Tragique ou comique, le théâtre humain se termine toujours sur un baisser de rideau. Lorsque nous arrivons au
cercueil, rien ne parait tellement important. Notre vie ne peut voir notre mort et dans le Zen, on réalise la vie
éternelle ici et maintenant.
Vous devez construire un monastère dans votre esprit – et point ailleurs ! Nous pouvons construire un dojo dans
notre propre corps, et y accueillir toutes les existences de l’univers.
Les souillures (vue, audition, odorat, goût, toucher, conscience) ne doivent pas être rejetées. Ces souillures, on ne
les recherches ni ne les fuit, on les accueille et, par la pratique de la méditation, on les transforme en graines de
sagesse. La plupart des religions prônent une attitude morale consistant à s’abstenir des souillures et à couper les
illusions. Le Zen se situe au-delà des catégories, des religions, des philosophies, des sciences. Il n’est ni
mortification ni ascétisme, mais retour à la condition normale, originelle de l’être humain, par la pratique de
zazen.
En zazen, les trois sources du karma : le corps par la posture, la langue avec le silence, et la conscience, en
hishiryo, se purifient et s’harmonisent avec l’ordre et l’énergie universels.

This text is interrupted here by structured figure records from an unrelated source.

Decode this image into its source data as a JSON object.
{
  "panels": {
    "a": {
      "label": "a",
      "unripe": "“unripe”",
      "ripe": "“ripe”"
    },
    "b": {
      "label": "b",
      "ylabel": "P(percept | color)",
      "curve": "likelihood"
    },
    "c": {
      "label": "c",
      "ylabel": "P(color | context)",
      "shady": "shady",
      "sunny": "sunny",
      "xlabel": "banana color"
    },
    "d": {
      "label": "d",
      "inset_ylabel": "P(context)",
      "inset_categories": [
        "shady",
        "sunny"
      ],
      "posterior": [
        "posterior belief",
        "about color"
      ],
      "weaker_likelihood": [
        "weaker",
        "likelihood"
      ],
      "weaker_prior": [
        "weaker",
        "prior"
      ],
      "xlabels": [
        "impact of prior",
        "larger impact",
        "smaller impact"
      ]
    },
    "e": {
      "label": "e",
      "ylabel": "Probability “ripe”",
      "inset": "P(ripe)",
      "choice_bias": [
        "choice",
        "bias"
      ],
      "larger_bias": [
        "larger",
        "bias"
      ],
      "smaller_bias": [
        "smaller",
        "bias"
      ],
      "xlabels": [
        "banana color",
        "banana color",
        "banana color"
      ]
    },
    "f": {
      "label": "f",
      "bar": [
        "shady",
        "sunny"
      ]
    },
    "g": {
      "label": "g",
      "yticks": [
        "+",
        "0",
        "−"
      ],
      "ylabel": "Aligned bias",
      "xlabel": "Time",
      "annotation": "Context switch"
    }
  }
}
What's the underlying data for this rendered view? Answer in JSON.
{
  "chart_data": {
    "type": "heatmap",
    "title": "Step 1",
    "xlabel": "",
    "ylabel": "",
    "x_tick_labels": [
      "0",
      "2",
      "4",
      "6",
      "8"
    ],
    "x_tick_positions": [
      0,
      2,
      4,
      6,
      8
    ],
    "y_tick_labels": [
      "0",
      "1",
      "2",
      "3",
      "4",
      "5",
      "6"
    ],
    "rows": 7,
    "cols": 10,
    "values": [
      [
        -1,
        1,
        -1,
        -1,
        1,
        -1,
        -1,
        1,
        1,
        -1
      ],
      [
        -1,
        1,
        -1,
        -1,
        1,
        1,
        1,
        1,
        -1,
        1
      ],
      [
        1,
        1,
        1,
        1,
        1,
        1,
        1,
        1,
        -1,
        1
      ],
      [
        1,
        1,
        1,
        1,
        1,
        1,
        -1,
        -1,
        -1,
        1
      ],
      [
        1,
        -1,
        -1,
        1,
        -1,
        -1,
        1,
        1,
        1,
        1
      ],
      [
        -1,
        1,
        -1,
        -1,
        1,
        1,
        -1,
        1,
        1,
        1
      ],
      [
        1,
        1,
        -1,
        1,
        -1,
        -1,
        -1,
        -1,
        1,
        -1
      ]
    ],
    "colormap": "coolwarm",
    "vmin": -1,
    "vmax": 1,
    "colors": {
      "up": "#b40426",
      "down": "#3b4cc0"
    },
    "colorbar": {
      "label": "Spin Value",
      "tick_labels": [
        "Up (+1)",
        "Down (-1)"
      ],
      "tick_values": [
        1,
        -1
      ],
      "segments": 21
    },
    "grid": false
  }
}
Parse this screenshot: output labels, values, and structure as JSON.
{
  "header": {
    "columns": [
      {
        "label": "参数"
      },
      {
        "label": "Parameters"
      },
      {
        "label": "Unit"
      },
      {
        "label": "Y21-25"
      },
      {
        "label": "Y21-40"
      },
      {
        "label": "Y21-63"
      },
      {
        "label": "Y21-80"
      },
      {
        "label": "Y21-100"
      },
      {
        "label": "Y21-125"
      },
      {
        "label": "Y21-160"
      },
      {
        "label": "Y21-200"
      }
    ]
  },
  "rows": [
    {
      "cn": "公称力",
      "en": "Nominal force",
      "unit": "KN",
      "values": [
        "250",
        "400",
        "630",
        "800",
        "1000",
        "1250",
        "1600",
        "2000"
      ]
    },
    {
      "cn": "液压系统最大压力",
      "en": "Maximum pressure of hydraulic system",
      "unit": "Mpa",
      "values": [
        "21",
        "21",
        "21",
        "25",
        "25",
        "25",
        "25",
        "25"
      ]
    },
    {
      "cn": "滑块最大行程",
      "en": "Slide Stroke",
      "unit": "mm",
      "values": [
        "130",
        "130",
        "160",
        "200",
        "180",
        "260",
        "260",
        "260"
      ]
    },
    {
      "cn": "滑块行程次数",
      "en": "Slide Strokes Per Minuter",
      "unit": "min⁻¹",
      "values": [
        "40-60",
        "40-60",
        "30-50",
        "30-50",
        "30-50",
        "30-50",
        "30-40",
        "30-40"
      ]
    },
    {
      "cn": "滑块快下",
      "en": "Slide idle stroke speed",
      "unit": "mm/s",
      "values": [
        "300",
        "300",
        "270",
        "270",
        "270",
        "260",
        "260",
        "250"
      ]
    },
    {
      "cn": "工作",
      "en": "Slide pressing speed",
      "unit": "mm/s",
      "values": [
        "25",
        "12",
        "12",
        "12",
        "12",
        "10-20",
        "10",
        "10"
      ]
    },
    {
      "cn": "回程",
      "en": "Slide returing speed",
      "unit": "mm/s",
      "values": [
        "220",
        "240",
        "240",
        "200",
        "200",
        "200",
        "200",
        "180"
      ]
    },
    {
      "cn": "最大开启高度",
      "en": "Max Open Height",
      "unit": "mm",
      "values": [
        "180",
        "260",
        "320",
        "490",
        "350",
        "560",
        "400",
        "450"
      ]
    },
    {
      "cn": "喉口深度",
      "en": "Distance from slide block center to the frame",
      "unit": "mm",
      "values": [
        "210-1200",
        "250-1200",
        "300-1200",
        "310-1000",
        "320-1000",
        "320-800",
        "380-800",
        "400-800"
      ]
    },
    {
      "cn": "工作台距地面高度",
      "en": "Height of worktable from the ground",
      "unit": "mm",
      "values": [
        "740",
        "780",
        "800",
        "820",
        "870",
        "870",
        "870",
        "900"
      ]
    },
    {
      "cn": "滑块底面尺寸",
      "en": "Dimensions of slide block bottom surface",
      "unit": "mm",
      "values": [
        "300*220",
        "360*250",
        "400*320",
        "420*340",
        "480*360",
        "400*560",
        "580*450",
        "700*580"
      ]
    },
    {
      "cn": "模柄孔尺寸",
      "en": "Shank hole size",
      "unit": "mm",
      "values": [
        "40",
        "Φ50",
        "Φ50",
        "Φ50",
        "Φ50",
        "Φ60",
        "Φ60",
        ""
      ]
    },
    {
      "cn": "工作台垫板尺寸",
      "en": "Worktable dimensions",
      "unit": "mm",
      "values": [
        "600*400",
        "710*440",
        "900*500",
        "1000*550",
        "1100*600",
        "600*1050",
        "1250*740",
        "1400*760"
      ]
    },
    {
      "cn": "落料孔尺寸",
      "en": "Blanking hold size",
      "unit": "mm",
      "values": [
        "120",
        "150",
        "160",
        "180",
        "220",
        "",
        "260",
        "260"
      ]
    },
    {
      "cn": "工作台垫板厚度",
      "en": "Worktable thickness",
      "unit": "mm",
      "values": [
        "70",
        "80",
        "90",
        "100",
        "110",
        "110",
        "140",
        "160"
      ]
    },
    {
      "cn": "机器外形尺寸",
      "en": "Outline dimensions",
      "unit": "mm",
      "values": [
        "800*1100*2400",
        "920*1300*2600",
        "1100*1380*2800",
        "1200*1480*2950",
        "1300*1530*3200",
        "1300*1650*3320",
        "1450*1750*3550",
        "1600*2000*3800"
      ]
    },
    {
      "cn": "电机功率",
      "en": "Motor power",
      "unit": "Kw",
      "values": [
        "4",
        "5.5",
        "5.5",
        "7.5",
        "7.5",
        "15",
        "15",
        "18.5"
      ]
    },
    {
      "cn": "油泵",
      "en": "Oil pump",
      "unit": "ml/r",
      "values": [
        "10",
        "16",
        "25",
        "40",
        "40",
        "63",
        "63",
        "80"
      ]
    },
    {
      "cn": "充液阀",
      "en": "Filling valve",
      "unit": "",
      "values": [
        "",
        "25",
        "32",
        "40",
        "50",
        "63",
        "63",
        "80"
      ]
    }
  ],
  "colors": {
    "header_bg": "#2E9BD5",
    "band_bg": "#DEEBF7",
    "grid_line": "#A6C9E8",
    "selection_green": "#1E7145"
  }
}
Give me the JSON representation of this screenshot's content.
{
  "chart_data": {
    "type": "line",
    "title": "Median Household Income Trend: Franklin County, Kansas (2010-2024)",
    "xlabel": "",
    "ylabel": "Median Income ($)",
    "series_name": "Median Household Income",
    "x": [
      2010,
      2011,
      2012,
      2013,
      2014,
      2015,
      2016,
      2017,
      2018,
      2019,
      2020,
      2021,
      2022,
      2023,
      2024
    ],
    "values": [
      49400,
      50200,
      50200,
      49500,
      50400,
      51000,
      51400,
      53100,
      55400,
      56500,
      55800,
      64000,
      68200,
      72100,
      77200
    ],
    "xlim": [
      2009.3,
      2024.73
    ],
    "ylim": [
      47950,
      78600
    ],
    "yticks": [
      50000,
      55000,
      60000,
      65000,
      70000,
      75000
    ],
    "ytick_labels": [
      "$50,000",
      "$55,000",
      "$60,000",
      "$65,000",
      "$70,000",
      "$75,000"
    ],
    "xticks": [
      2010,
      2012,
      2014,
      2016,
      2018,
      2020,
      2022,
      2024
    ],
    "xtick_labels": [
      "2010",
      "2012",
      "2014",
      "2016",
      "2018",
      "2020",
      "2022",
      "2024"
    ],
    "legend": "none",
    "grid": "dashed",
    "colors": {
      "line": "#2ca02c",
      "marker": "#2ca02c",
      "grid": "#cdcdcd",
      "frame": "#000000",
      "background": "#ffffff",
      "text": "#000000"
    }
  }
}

Lorsque l’on s’assied simplement, dans la posture de zazen, l’atmosphère devient calme et paisible, et l’on
retrouve simplicité et unité. Semblable au fil de l’eau, l’esprit est parfois tranquille comme un lac de montagne,
parfois agité comme le torrent dévalant la pente- et l’eau, miroir où vague, toujours la même.
Zazen est ainsi, arrêter le tir, arrêter le combat.
Le doute est le germe de la grande inimité qui déchire l’humanité. Il est ce qui blesse, le coup de sabre mortel que
nous devons parer.
Nous ne devons pas utiliser l’énergie cosmique pour nos fins égoïstes, ni entretenir un esprit de compétition avec
les autres. Eviter les tensions, ne pas penser par la conscience personnelle. La pratique et l’action sont
fondamentales. Trop de pensées, et l’énergie diminue, l’être s’affaiblit.